Selon la loi de transition énergétique, la production de gaz renouvelable devra couvrir, en 2030, 10 % de la consommation de gaz. La méthanisation agricole devrait fournir un tiers de ces besoins, en s'appuyant notamment sur les cultures intermédiaires à vocation énergétique (CIVE). Dans ce contexte, le WWF France et GRDF ont réunis les acteurs de la filière pour définir les conditions de durabilité du développement de la méthanisation agricole.
« Les demandes pour la construction de nouveaux projets sont en forte croissance. (...) Le modèle de méthanisation agricole avec injection cohabite ainsi progressivement avec le modèle historique de l'unité de méthanisation avec cogénération adossée à l'élevage », notent-ils. Or, la montée en puissance des installations ayant recours aux CIVE, « associée à des contraintes de coûts de production excessives, pourrait occulter les intérêts agronomiques liés à l'introduction de la méthanisation dans les systèmes agricoles ».
La durabilité de la filière passera donc par la mise en œuvre de pratiques agro-écologiques à l'échelle de la parcelle et de l'exploitation, et par l'intégration territoriale des projets de méthanisation.
Cultiver des CIVE dans les bonnes conditions
Les cultures intermédiaires, en venant s'insérer entre deux périodes de cultures principales (interculture), peuvent apporter de nombreux services agro-écosystémiques : amélioration de la structure du sol, lutte contre l'érosion, recyclage des éléments minéraux, stockage de carbone, maintien de la biodiversité associée, gestion des adventices…
Pour les cultures intermédiaires à vocation énergétique, l'objectif est double : assurer ces services agronomiques et produire de la biomasse pour la méthanisation. « L'objectif est de produire trois cultures en deux ans, avec deux cultures alimentaires et une interculture pour la méthanisation », détaille le document.
Dans ce cadre, les services agro-écosystémiques peuvent être « maintenus voire maximisés à condition de s'adapter aux conditions pédoclimatiques locales », estiment les acteurs. Il faut faire attention à l'espèce et à la variété choisies, et à l'itinéraire technique en fonction des conditions pédoclimatiques du territoire. Le retour au sol des digestats de méthanisation, en substitution des engrais minéraux, est essentiel, à condition de veiller à la qualité de leur stockage ainsi qu'aux qualités agronomiques et sanitaires des matières retournant au sol.

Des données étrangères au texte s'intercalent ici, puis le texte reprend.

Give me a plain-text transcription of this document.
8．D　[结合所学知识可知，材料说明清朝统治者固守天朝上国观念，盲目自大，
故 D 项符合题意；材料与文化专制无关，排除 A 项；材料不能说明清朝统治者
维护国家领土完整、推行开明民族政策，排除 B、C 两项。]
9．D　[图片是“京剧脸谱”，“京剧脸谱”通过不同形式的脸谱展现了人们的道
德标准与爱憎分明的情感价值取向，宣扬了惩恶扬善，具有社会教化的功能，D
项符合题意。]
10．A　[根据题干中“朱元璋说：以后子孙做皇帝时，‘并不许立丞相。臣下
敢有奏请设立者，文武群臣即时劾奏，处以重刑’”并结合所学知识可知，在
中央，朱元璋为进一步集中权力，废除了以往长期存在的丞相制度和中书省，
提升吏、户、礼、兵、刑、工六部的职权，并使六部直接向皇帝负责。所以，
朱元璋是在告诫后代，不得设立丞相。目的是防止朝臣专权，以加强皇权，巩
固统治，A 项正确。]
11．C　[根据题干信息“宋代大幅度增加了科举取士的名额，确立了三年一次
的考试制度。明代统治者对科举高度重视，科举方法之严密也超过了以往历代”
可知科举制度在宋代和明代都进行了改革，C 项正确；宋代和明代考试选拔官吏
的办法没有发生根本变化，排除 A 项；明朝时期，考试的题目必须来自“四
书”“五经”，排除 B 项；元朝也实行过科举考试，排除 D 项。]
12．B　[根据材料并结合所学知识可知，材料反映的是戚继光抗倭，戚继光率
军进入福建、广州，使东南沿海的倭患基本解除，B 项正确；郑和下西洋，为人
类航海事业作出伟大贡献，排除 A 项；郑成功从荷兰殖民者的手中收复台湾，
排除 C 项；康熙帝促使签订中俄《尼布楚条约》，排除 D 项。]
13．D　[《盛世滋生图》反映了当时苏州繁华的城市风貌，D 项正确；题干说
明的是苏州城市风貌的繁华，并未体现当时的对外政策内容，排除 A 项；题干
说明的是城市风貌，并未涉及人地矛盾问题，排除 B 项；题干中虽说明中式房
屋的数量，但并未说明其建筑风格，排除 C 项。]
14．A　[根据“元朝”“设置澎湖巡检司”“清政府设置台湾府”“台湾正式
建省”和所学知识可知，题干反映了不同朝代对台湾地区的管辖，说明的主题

Intégrer les projets dans les territoires
« Si la pratique des CIVE permet de renforcer les liens entre acteurs agricoles au sein d'un territoire, l'exportation de leur biomasse à des fins énergétiques ne doit toutefois pas concurrencer les usages de la biomasse préexistants, telle que l'alimentation animale lorsque l'interculture était dédiée à la production de cultures dérobées notamment », précise le rapport. Les CIVE ne doivent pas non plus concurrencer la production alimentaire et décaler les cultures principales.
Pour éviter les tensions et favoriser l'acceptabilité des projets de méthanisation, le dialogue entre les différents acteurs est essentiel, notent les acteurs. « Les retours d'expérience démontrent que les coopérations autour du projet entre acteurs territoriaux sont à favoriser, et les possibilités sont multiples : mutualisation d'ingénierie, de flux de biomasse / déchets ou encore de ressources financières ». La mise en place de cette gouvernance locale « ne peut s'envisager sans la participation des riverains de l'exploitation agricole et des citoyens du territoire », estiment-ils également.